Tsunoda loves the Wii, but not that much

Microsoft's Kinect E3 unveiling - complete with an impressive but ultimately head-scratching performance by the world-famous Cirque du Soleil - may have raised more questions than answers but that hasn't stopped the shade-wearing Kudo Tsunoda - Kinect's creative director - from mouthing-off about how fantastic and revolutionary it is.

Speaking at a special Microsoft-organised event during E3, Tsunoda had this to say:

"There is a promise in the Wii that is very hard to deliver in any kind of controller-based stuff. Even their very first E3 demos that came out - and you're playing tennis, and everybody's up and you're going like this and you're playing tennis and it's awesome, look at that!

Anybody who watches those things getting played, you're just sitting here doing your little thing like this [does small movements with wrist]. That's how controller-based games are played.

Nothing against the Wii, because I like playing the Wii, I like Wii games, and it's a great system, but I do think there is some unfulfilled promise there."

When asked if Kinect therefore represented a step up from Nintendo's motion technology, Tsunoda replied:

"I don't really see Kinect so much as a successor to the Wii at all, because there's just so much more that we can do with our technology.

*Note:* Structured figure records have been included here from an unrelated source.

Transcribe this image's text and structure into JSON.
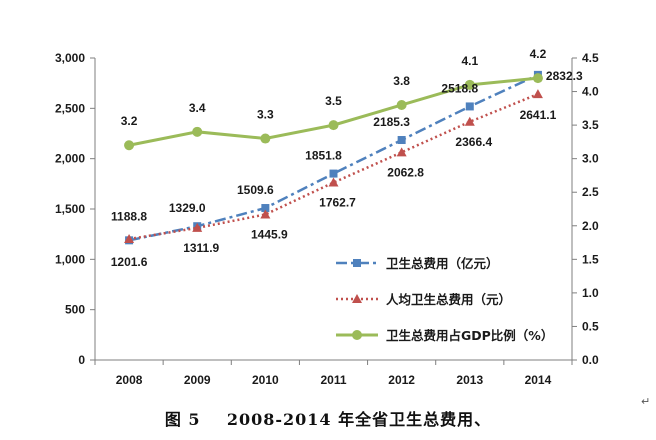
{
  "caption": "图 5    2008-2014 年全省卫生总费用、",
  "corner_mark": "↵",
  "chart_data": {
    "type": "line",
    "categories": [
      "2008",
      "2009",
      "2010",
      "2011",
      "2012",
      "2013",
      "2014"
    ],
    "left_axis": {
      "min": 0,
      "max": 3000,
      "step": 500,
      "ticks": [
        "0",
        "500",
        "1,000",
        "1,500",
        "2,000",
        "2,500",
        "3,000"
      ]
    },
    "right_axis": {
      "min": 0,
      "max": 4.5,
      "step": 0.5,
      "ticks": [
        "0.0",
        "0.5",
        "1.0",
        "1.5",
        "2.0",
        "2.5",
        "3.0",
        "3.5",
        "4.0",
        "4.5"
      ]
    },
    "grid": false,
    "legend_position": "lower-right",
    "series": [
      {
        "name": "卫生总费用（亿元）",
        "axis": "left",
        "color": "#4f81bd",
        "style": "dash-dot",
        "marker": "square",
        "values": [
          1188.8,
          1329.0,
          1509.6,
          1851.8,
          2185.3,
          2518.8,
          2832.3
        ],
        "labels": [
          "1188.8",
          "1329.0",
          "1509.6",
          "1851.8",
          "2185.3",
          "2518.8",
          "2832.3"
        ]
      },
      {
        "name": "人均卫生总费用（元）",
        "axis": "left",
        "color": "#c0504d",
        "style": "dotted",
        "marker": "triangle",
        "values": [
          1201.6,
          1311.9,
          1445.9,
          1762.7,
          2062.8,
          2366.4,
          2641.1
        ],
        "labels": [
          "1201.6",
          "1311.9",
          "1445.9",
          "1762.7",
          "2062.8",
          "2366.4",
          "2641.1"
        ]
      },
      {
        "name": "卫生总费用占GDP比例（%）",
        "axis": "right",
        "color": "#9bbb59",
        "style": "solid",
        "marker": "circle",
        "values": [
          3.2,
          3.4,
          3.3,
          3.5,
          3.8,
          4.1,
          4.2
        ],
        "labels": [
          "3.2",
          "3.4",
          "3.3",
          "3.5",
          "3.8",
          "4.1",
          "4.2"
        ]
      }
    ]
  }
}
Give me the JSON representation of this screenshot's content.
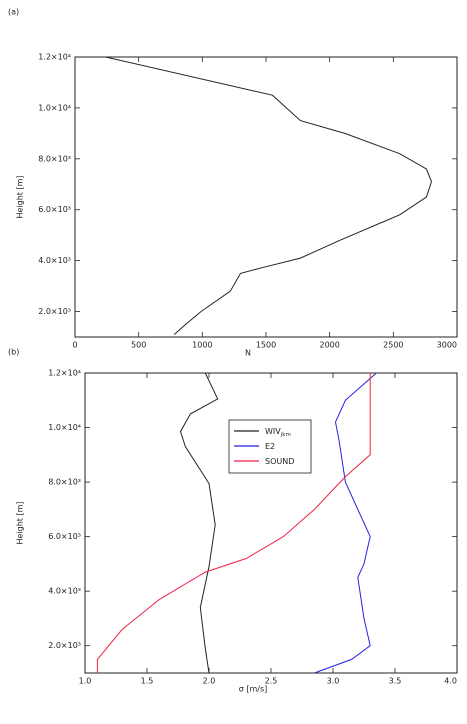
{
  "chart_data": [
    {
      "type": "line",
      "panel_label": "(a)",
      "ylabel": "Height [m]",
      "xlabel": "N",
      "xlim": [
        0,
        3000
      ],
      "xticks": [
        0,
        500,
        1000,
        1500,
        2000,
        2500,
        3000
      ],
      "ylim": [
        1000,
        12000
      ],
      "yticks": [
        {
          "value": 2000,
          "label": "2.0×10³"
        },
        {
          "value": 4000,
          "label": "4.0×10³"
        },
        {
          "value": 6000,
          "label": "6.0×10³"
        },
        {
          "value": 8000,
          "label": "8.0×10³"
        },
        {
          "value": 10000,
          "label": "1.0×10⁴"
        },
        {
          "value": 12000,
          "label": "1.2×10⁴"
        }
      ],
      "series": [
        {
          "color": "#222222",
          "values": [
            240,
            1550,
            1770,
            2120,
            2550,
            2760,
            2800,
            2760,
            2550,
            2080,
            1770,
            1450,
            1300,
            1220,
            990,
            870,
            780
          ],
          "heights": [
            12000,
            10500,
            9500,
            9000,
            8200,
            7600,
            7100,
            6500,
            5800,
            4800,
            4100,
            3700,
            3500,
            2800,
            2000,
            1500,
            1100
          ]
        }
      ]
    },
    {
      "type": "line",
      "panel_label": "(b)",
      "ylabel": "Height [m]",
      "xlabel": "σ [m/s]",
      "xlim": [
        1,
        4
      ],
      "xticks": [
        {
          "value": 1,
          "label": "1.0"
        },
        1.5,
        {
          "value": 2,
          "label": "2.0"
        },
        2.5,
        {
          "value": 3,
          "label": "3.0"
        },
        3.5,
        {
          "value": 4,
          "label": "4.0"
        }
      ],
      "ylim": [
        1000,
        12000
      ],
      "yticks": [
        {
          "value": 2000,
          "label": "2.0×10³"
        },
        {
          "value": 4000,
          "label": "4.0×10³"
        },
        {
          "value": 6000,
          "label": "6.0×10³"
        },
        {
          "value": 8000,
          "label": "8.0×10³"
        },
        {
          "value": 10000,
          "label": "1.0×10⁴"
        },
        {
          "value": 12000,
          "label": "1.2×10⁴"
        }
      ],
      "series": [
        {
          "name": "WIV",
          "name_subscript": "jkm",
          "color": "#222222",
          "values": [
            1.97,
            2.07,
            1.85,
            1.77,
            1.81,
            2.0,
            2.05,
            2.0,
            1.93,
            1.97,
            2.0
          ],
          "heights": [
            12000,
            11050,
            10500,
            9850,
            9300,
            7950,
            6430,
            4900,
            3400,
            1900,
            1000
          ]
        },
        {
          "name": "E2",
          "color": "#2222dd",
          "values": [
            3.35,
            3.1,
            3.02,
            3.05,
            3.1,
            3.2,
            3.3,
            3.25,
            3.2,
            3.25,
            3.3,
            3.15,
            2.85
          ],
          "heights": [
            12000,
            11000,
            10200,
            9500,
            8000,
            7000,
            6000,
            5000,
            4500,
            3000,
            2000,
            1500,
            1000
          ]
        },
        {
          "name": "SOUND",
          "color": "#ee2244",
          "values": [
            3.3,
            3.3,
            3.1,
            2.85,
            2.6,
            2.3,
            1.97,
            1.6,
            1.3,
            1.1,
            1.1
          ],
          "heights": [
            12000,
            9000,
            8200,
            7000,
            6000,
            5200,
            4700,
            3700,
            2600,
            1500,
            1000
          ]
        }
      ]
    }
  ]
}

Obviously the full body tracking is so much different than tracking two points in your hands of a controller.

Somebody says, well, hey, is it a successor to the Wii, or is it an evolution of the Wii? Not really. If all we did was the full body tracking, and we said, okay well, look, you can do stuff with your hands, but now you can do stuff with your full body...but really Kinect is so much more than that. You have the full body controls, the voice technology, the human recognition stuff.

Not even just talking about the Wii, but where else can you do that in any medium? Really, there's nothing that's delivering that type of experience anywhere in the world."

He certainly has a point, but what was shown during Microsoft's lukewarm E3 keynote did little to reassure gamers that Kinect really is the next big thing.